Again, it did not. Accordingly, the State's argument is better addressed to the Legislature.
In sum, we conclude that plaintiff's claims for assault and battery are encompassed within the term "injury," and that plaintiff should have given a notice of claim to the public entity.
IV.
Finally, we must decide whether this decision should be applied prospectively only. "Although retroactive application of judicial decision is the general rule, the primary focus in resolving questions of [prospectivity] is with considerations of fairness and justice, related to reasonable surprise and prejudice to those affected." Green v. Auerbach Chevrolet Corp., 127 N.J. 591, 600 (1992) (citations and quotation marks omitted). Accordingly, prospective application is appropriate when (1) the decision establishes a new rule of law, by either overruling past precedent or deciding an issue of first impression, and (2) when retroactive application could produce substantial inequitable results. Alderiso v. The Medical Center of Ocean County, Inc., 167 N.J. 191, 203 (2001).

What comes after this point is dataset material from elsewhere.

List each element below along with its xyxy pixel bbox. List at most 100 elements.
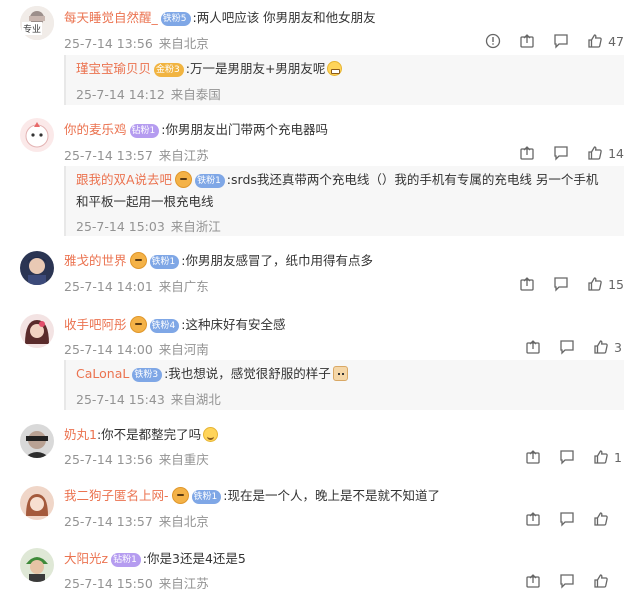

A new rule of law is created when, in a case of first impression, "a plaintiff 'reasonably relie on a plausible, although incorrect, interpretation of the law.'" Id. at 204.
Here, plaintiff reasonably believed that N.J.S.A. 59:3-14a precluded application of the notice requirements to this case. The reasonableness of plaintiff's view is demonstrated by the fact that two panels of our Appellate Division came to opposite conclusions when reviewing this issue. Because this is a case of first impression before our Court and in view of the uncertainty of this issue, the "interests of justice will better be served by prospective application of our decision." Green, supra, 127 N.J. at 591.
Accordingly, we hold that this decision will be applied prospectively to all similar causes of action accruing after the date of this opinion.
V.
Although the basis of our decision differs from the court below, we affirm the judgment of the Appellate Division.
CHIEF JUSTICE PORITZ and JUSTICES LONG, VERNIERO, LaVECCHIA, ZAZZALI, and ALBIN join in JUSTICE WALLACE's opinion.